葉無量沒心思與令狐小影多作糾纏,坐上教主寶座,對衍無忌說,「我此番前來,有些事要與你們交待。」
「請主人吩咐,珩無忌赴湯蹈火,萬死不辭。」
「天道宗與雲州道盟的恩怨你們也知道,不死你死便是我亡。雲州道盟這些年尸位素餐,排除異己,以權謀私,導致道門紛爭不斷,百姓怨聲載道。」
「所謂天下大勢,分久必合,雲州畢竟在我手中統一。趁著雲州道盟率領南部道門與我北部對抗之機,天一教渾水摸魚,暗中收服整合南部中小勢力,壯大天一教,待有朝一日我揮兵南下之時,你我裡應外合,打雲州道盟一個措手不及。」
眾人聞言,倒抽一口涼氣,統一雲州,他們從未敢想。南部那些所謂正派向來輕賤天一教,如果能將雲州攪得一個天翻地覆,看那些人還作何話說。

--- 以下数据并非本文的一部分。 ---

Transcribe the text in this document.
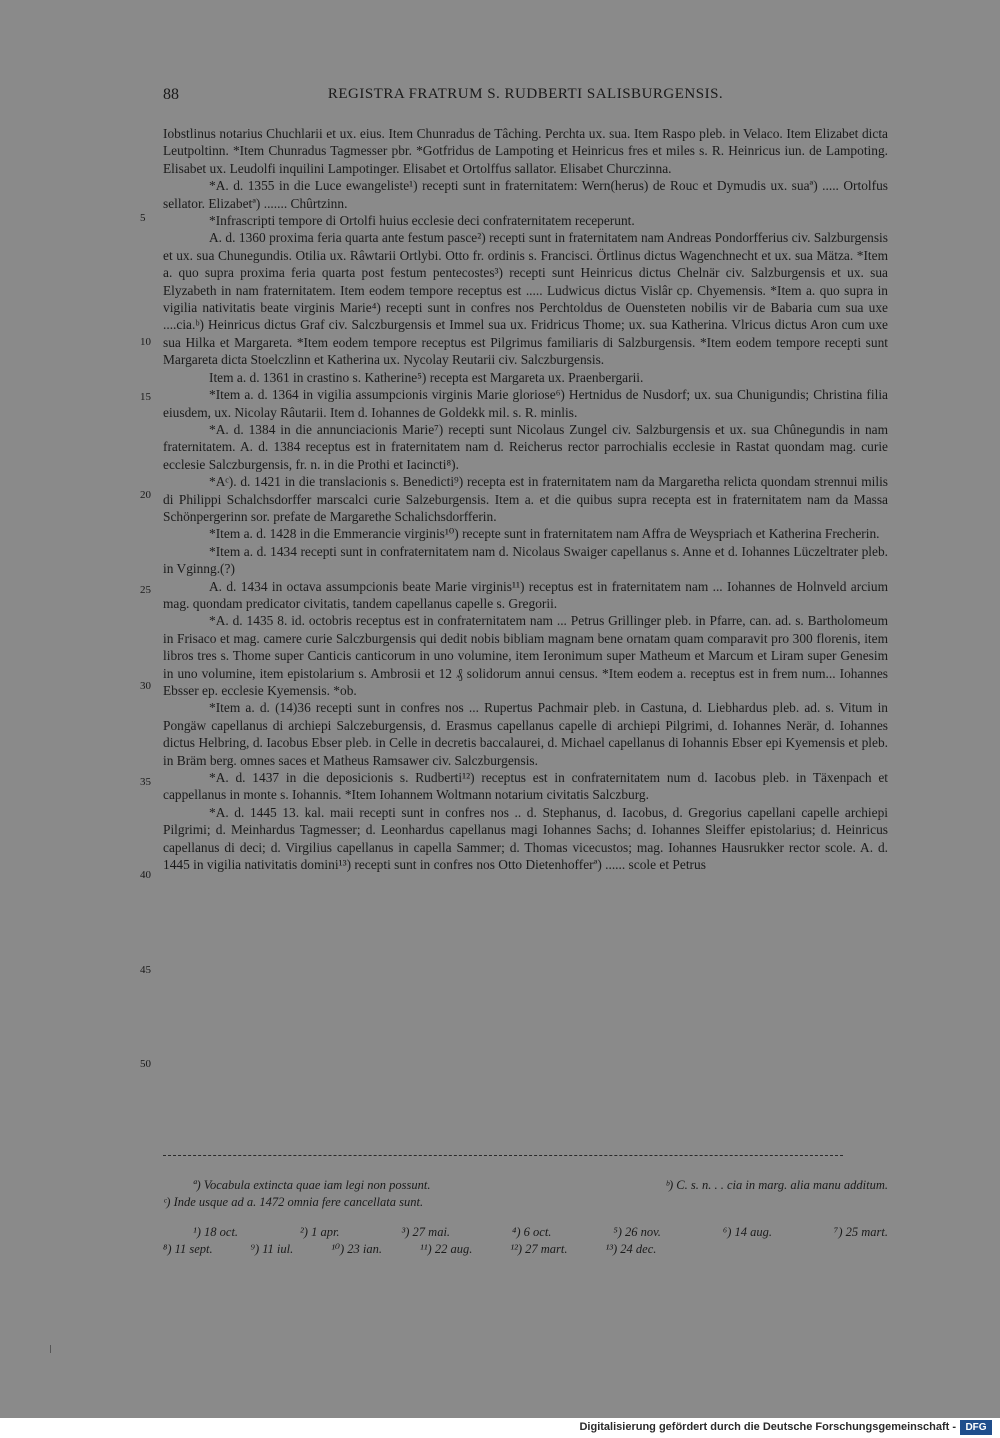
88	REGISTRA FRATRUM S. RUDBERTI SALISBURGENSIS.
5
10
15
20
25
30
35
40
45
50

Iobstlinus notarius Chuchlarii et ux. eius. Item Chunradus de Tâching. Perchta ux. sua. Item Raspo pleb. in Velaco. Item Elizabet dicta Leutpoltinn. *Item Chunradus Tagmesser pbr. *Gotfridus de Lampoting et Heinricus fres et miles s. R. Heinricus iun. de Lampoting. Elisabet ux. Leudolfi inquilini Lampotinger. Elisabet et Ortolffus sallator. Elisabet Churczinna.

*A. d. 1355 in die Luce ewangeliste¹) recepti sunt in fraternitatem: Wern(herus) de Rouc et Dymudis ux. suaª) ..... Ortolfus sellator. Elizabetª) ....... Chûrtzinn.

*Infrascripti tempore di Ortolfi huius ecclesie deci confraternitatem receperunt.

A. d. 1360 proxima feria quarta ante festum pasce²) recepti sunt in fraternitatem nam Andreas Pondorfferius civ. Salzburgensis et ux. sua Chunegundis. Otilia ux. Râwtarii Ortlybi. Otto fr. ordinis s. Francisci. Örtlinus dictus Wagenchnecht et ux. sua Mätza. *Item a. quo supra proxima feria quarta post festum pentecostes³) recepti sunt Heinricus dictus Chelnär civ. Salzburgensis et ux. sua Elyzabeth in nam fraternitatem. Item eodem tempore receptus est ..... Ludwicus dictus Vislâr cp. Chyemensis. *Item a. quo supra in vigilia nativitatis beate virginis Marie⁴) recepti sunt in confres nos Perchtoldus de Ouensteten nobilis vir de Babaria cum sua uxe ....cia.ᵇ) Heinricus dictus Graf civ. Salczburgensis et Immel sua ux. Fridricus Thome; ux. sua Katherina. Vlricus dictus Aron cum uxe sua Hilka et Margareta. *Item eodem tempore receptus est Pilgrimus familiaris di Salzburgensis. *Item eodem tempore recepti sunt Margareta dicta Stoelczlinn et Katherina ux. Nycolay Reutarii civ. Salczburgensis.

Item a. d. 1361 in crastino s. Katherine⁵) recepta est Margareta ux. Praenbergarii.

*Item a. d. 1364 in vigilia assumpcionis virginis Marie gloriose⁶) Hertnidus de Nusdorf; ux. sua Chunigundis; Christina filia eiusdem, ux. Nicolay Râutarii. Item d. Iohannes de Goldekk mil. s. R. minlis.

*A. d. 1384 in die annunciacionis Marie⁷) recepti sunt Nicolaus Zungel civ. Salzburgensis et ux. sua Chûnegundis in nam fraternitatem. A. d. 1384 receptus est in fraternitatem nam d. Reicherus rector parrochialis ecclesie in Rastat quondam mag. curie ecclesie Salczburgensis, fr. n. in die Prothi et Iacincti⁸).

*Aᶜ). d. 1421 in die translacionis s. Benedicti⁹) recepta est in fraternitatem nam da Margaretha relicta quondam strennui milis di Philippi Schalchsdorffer marscalci curie Salzeburgensis. Item a. et die quibus supra recepta est in fraternitatem nam da Massa Schönpergerinn sor. prefate de Margarethe Schalichsdorfferin.

*Item a. d. 1428 in die Emmerancie virginis¹⁰) recepte sunt in fraternitatem nam Affra de Weyspriach et Katherina Frecherin.

*Item a. d. 1434 recepti sunt in confraternitatem nam d. Nicolaus Swaiger capellanus s. Anne et d. Iohannes Lüczeltrater pleb. in Vginng.(?)

A. d. 1434 in octava assumpcionis beate Marie virginis¹¹) receptus est in fraternitatem nam ... Iohannes de Holnveld arcium mag. quondam predicator civitatis, tandem capellanus capelle s. Gregorii.

*A. d. 1435 8. id. octobris receptus est in confraternitatem nam ... Petrus Grillinger pleb. in Pfarre, can. ad. s. Bartholomeum in Frisaco et mag. camere curie Salczburgensis qui dedit nobis bibliam magnam bene ornatam quam comparavit pro 300 florenis, item libros tres s. Thome super Canticis canticorum in uno volumine, item Ieronimum super Matheum et Marcum et Liram super Genesim in uno volumine, item epistolarium s. Ambrosii et 12 ₰ solidorum annui census. *Item eodem a. receptus est in frem num... Iohannes Ebsser ep. ecclesie Kyemensis. *ob.

*Item a. d. (14)36 recepti sunt in confres nos ... Rupertus Pachmair pleb. in Castuna, d. Liebhardus pleb. ad. s. Vitum in Pongäw capellanus di archiepi Salczeburgensis, d. Erasmus capellanus capelle di archiepi Pilgrimi, d. Iohannes Nerär, d. Iohannes dictus Helbring, d. Iacobus Ebser pleb. in Celle in decretis baccalaurei, d. Michael capellanus di Iohannis Ebser epi Kyemensis et pleb. in Bräm berg. omnes saces et Matheus Ramsawer civ. Salczburgensis.

*A. d. 1437 in die deposicionis s. Rudberti¹²) receptus est in confraternitatem num d. Iacobus pleb. in Täxenpach et cappellanus in monte s. Iohannis. *Item Iohannem Woltmann notarium civitatis Salczburg.

*A. d. 1445 13. kal. maii recepti sunt in confres nos .. d. Stephanus, d. Iacobus, d. Gregorius capellani capelle archiepi Pilgrimi; d. Meinhardus Tagmesser; d. Leonhardus capellanus magi Iohannes Sachs; d. Iohannes Sleiffer epistolarius; d. Heinricus capellanus di deci; d. Virgilius capellanus in capella Sammer; d. Thomas vicecustos; mag. Iohannes Hausrukker rector scole. A. d. 1445 in vigilia nativitatis domini¹³) recepti sunt in confres nos Otto Dietenhofferª) ...... scole et Petrus

ª) Vocabula extincta quae iam legi non possunt.	ᵇ) C. s. n. . . cia in marg. alia manu additum.
ᶜ) Inde usque ad a. 1472 omnia fere cancellata sunt.
¹) 18 oct.	²) 1 apr.	³) 27 mai.	⁴) 6 oct.	⁵) 26 nov.	⁶) 14 aug.	⁷) 25 mart.
⁸) 11 sept.	⁹) 11 iul.	¹⁰) 23 ian.	¹¹) 22 aug.	¹²) 27 mart.	¹³) 24 dec.
Digitalisierung gefördert durch die Deutsche Forschungsgemeinschaft - DFG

想到能一雪前恥,珩無忌便覺暢快,「珩無忌,謹遵主人法旨。」
葉無量說:「姜觀那小子在靈園中得了仙器,實為大敵,你們且替我留意他和斷刀門的動向。不過你們也不必擔心,那小子野心頗大,手段狠辣,真的要胡作非為的話,也會率先對那些名門正派下手。」
「主人,如果姜觀對天一教動手,我們該如何應對?」
「不過得了一件仙器而已,能成多大氣候?」
葉無量笑了笑,絲毫沒有把姜觀放在眼裡。那姜觀是得了一件仙器,但他有兩件,更有混元金鼎這等神秘寶物傍身,想要剷除姜觀,易如反掌。
只是現在家大業大,牽絆多了,自然不能像姜觀那般做一個孑然一身的「亡命之徒」行事毫無顧忌罷了。

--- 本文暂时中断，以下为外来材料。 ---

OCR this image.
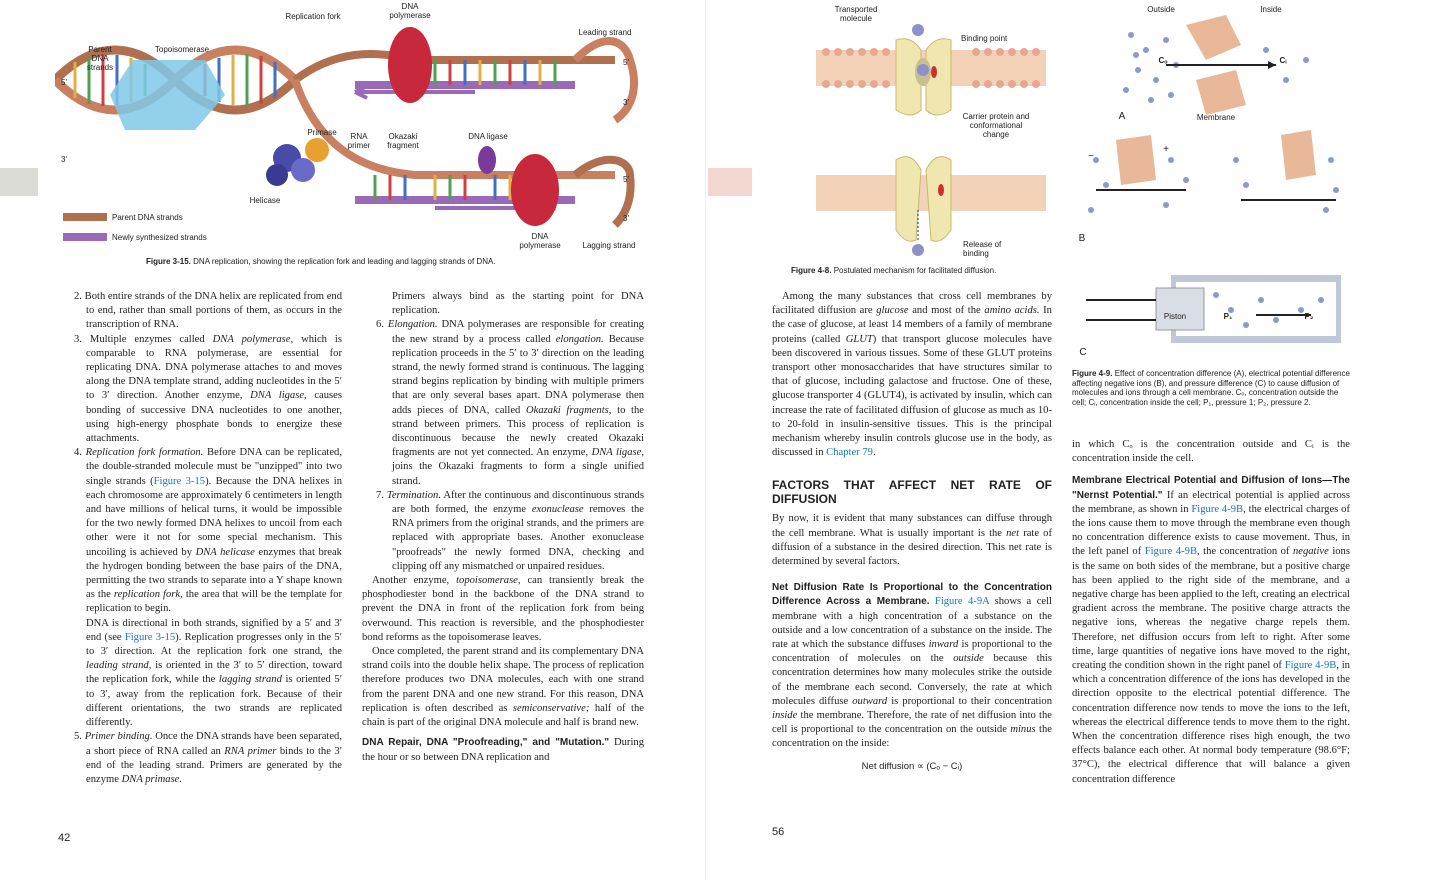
Replication fork
DNA polymerase
Leading strand
Parent DNA strands
Topoisomerase
Primase	RNA primer
Okazaki fragment
DNA ligase
Helicase
DNA polymerase	Lagging strand
5'
3'
5'
3'
5'
3'
Parent DNA strands
Newly synthesized strands
Figure 3-15. DNA replication, showing the replication fork and leading and lagging strands of DNA.

2. Both entire strands of the DNA helix are replicated from end to end, rather than small portions of them, as occurs in the transcription of RNA.

3. Multiple enzymes called DNA polymerase, which is comparable to RNA polymerase, are essential for replicating DNA. DNA polymerase attaches to and moves along the DNA template strand, adding nucleotides in the 5′ to 3′ direction. Another enzyme, DNA ligase, causes bonding of successive DNA nucleotides to one another, using high-energy phosphate bonds to energize these attachments.

4. Replication fork formation. Before DNA can be replicated, the double-stranded molecule must be "unzipped" into two single strands (Figure 3-15). Because the DNA helixes in each chromosome are approximately 6 centimeters in length and have millions of helical turns, it would be impossible for the two newly formed DNA helixes to uncoil from each other were it not for some special mechanism. This uncoiling is achieved by DNA helicase enzymes that break the hydrogen bonding between the base pairs of the DNA, permitting the two strands to separate into a Y shape known as the replication fork, the area that will be the template for replication to begin.

DNA is directional in both strands, signified by a 5′ and 3′ end (see Figure 3-15). Replication progresses only in the 5′ to 3′ direction. At the replication fork one strand, the leading strand, is oriented in the 3′ to 5′ direction, toward the replication fork, while the lagging strand is oriented 5′ to 3′, away from the replication fork. Because of their different orientations, the two strands are replicated differently.

5. Primer binding. Once the DNA strands have been separated, a short piece of RNA called an RNA primer binds to the 3′ end of the leading strand. Primers are generated by the enzyme DNA primase.

Primers always bind as the starting point for DNA replication.

6. Elongation. DNA polymerases are responsible for creating the new strand by a process called elongation. Because replication proceeds in the 5′ to 3′ direction on the leading strand, the newly formed strand is continuous. The lagging strand begins replication by binding with multiple primers that are only several bases apart. DNA polymerase then adds pieces of DNA, called Okazaki fragments, to the strand between primers. This process of replication is discontinuous because the newly created Okazaki fragments are not yet connected. An enzyme, DNA ligase, joins the Okazaki fragments to form a single unified strand.

7. Termination. After the continuous and discontinuous strands are both formed, the enzyme exonuclease removes the RNA primers from the original strands, and the primers are replaced with appropriate bases. Another exonuclease "proofreads" the newly formed DNA, checking and clipping off any mismatched or unpaired residues.

Another enzyme, topoisomerase, can transiently break the phosphodiester bond in the backbone of the DNA strand to prevent the DNA in front of the replication fork from being overwound. This reaction is reversible, and the phosphodiester bond reforms as the topoisomerase leaves.

Once completed, the parent strand and its complementary DNA strand coils into the double helix shape. The process of replication therefore produces two DNA molecules, each with one strand from the parent DNA and one new strand. For this reason, DNA replication is often described as semiconservative; half of the chain is part of the original DNA molecule and half is brand new.

DNA Repair, DNA "Proofreading," and "Mutation." During the hour or so between DNA replication and

42
Transported molecule
Binding point
Carrier protein and conformational change
Release of binding
Figure 4-8. Postulated mechanism for facilitated diffusion.
Outside	Inside
Membrane
A
B
C
Cₒ	Cᵢ
+
−
Piston	P₁	P₂
Figure 4-9. Effect of concentration difference (A), electrical potential difference affecting negative ions (B), and pressure difference (C) to cause diffusion of molecules and ions through a cell membrane. Cₒ, concentration outside the cell; Cᵢ, concentration inside the cell; P₁, pressure 1; P₂, pressure 2.

Among the many substances that cross cell membranes by facilitated diffusion are glucose and most of the amino acids. In the case of glucose, at least 14 members of a family of membrane proteins (called GLUT) that transport glucose molecules have been discovered in various tissues. Some of these GLUT proteins transport other monosaccharides that have structures similar to that of glucose, including galactose and fructose. One of these, glucose transporter 4 (GLUT4), is activated by insulin, which can increase the rate of facilitated diffusion of glucose as much as 10- to 20-fold in insulin-sensitive tissues. This is the principal mechanism whereby insulin controls glucose use in the body, as discussed in Chapter 79.

FACTORS THAT AFFECT NET RATE OF DIFFUSION

By now, it is evident that many substances can diffuse through the cell membrane. What is usually important is the net rate of diffusion of a substance in the desired direction. This net rate is determined by several factors.

Net Diffusion Rate Is Proportional to the Concentration Difference Across a Membrane. Figure 4-9A shows a cell membrane with a high concentration of a substance on the outside and a low concentration of a substance on the inside. The rate at which the substance diffuses inward is proportional to the concentration of molecules on the outside because this concentration determines how many molecules strike the outside of the membrane each second. Conversely, the rate at which molecules diffuse outward is proportional to their concentration inside the membrane. Therefore, the rate of net diffusion into the cell is proportional to the concentration on the outside minus the concentration on the inside:

Net diffusion ∝ (Cₒ − Cᵢ)

in which Cₒ is the concentration outside and Cᵢ is the concentration inside the cell.

Membrane Electrical Potential and Diffusion of Ions—The "Nernst Potential." If an electrical potential is applied across the membrane, as shown in Figure 4-9B, the electrical charges of the ions cause them to move through the membrane even though no concentration difference exists to cause movement. Thus, in the left panel of Figure 4-9B, the concentration of negative ions is the same on both sides of the membrane, but a positive charge has been applied to the right side of the membrane, and a negative charge has been applied to the left, creating an electrical gradient across the membrane. The positive charge attracts the negative ions, whereas the negative charge repels them. Therefore, net diffusion occurs from left to right. After some time, large quantities of negative ions have moved to the right, creating the condition shown in the right panel of Figure 4-9B, in which a concentration difference of the ions has developed in the direction opposite to the electrical potential difference. The concentration difference now tends to move the ions to the left, whereas the electrical difference tends to move them to the right. When the concentration difference rises high enough, the two effects balance each other. At normal body temperature (98.6°F; 37°C), the electrical difference that will balance a given concentration difference

56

葉無量將一塊玉牒仍給珩無忌,說:「挑些教眾出色的弟子,持此玉牒前往中華天道院學習,待他們學成歸來之後,我替你們建造一座傳送陣法。日後若姜觀真的打上們來,有傳送陣在,彼此也能有個照應。」
「謹遵主人法旨。」
「行了,該交待的都交待了,你們好好折騰吧。」
珩無忌和司徒伯言四人一直將葉無量、令狐小影送出山門外。
胖瘦頭陀看見葉無量立即挺直了腰背,葉無量覺得他二人身為有趣,笑道:「下次我再讓珩無忌出來見我,你們不會再問我要拜帖吧?」
胖瘦頭陀身子一顫,忙道:「我等不敢!」
「你們不錯,去中華天道院修習一段時日吧。」
葉無量隨手曬出兩件中品靈器,拉著令狐小影飛出百丈開外。
胖瘦頭陀指著地上的兩件靈器,問:「教主,這……這如何處置?」
「既然是主人給你們的,你們便收著吧。」
「多謝教主,教主的主人還真大方!」
胖頭陀話音剛落,屁股上就挨了一腳,瘦頭陀撿起地上的靈器道:「若沒有教主老人家,教主的主人怎會賜我等靈器。你小子,以後不許再說教主的主人這等不敬之語,教主的主人那也是咱們的主人,我們以後也要跟教主一樣,稱教主的主人為主人,不能再說教主的主人,聽到了沒有。」
胖頭陀:「……」套娃呢?
瘦頭陀正得意,就覺得菊花一緊,一股力量將他送出去數丈遠。
起身時,便聽珩無忌冷哼一聲,拂袖離去。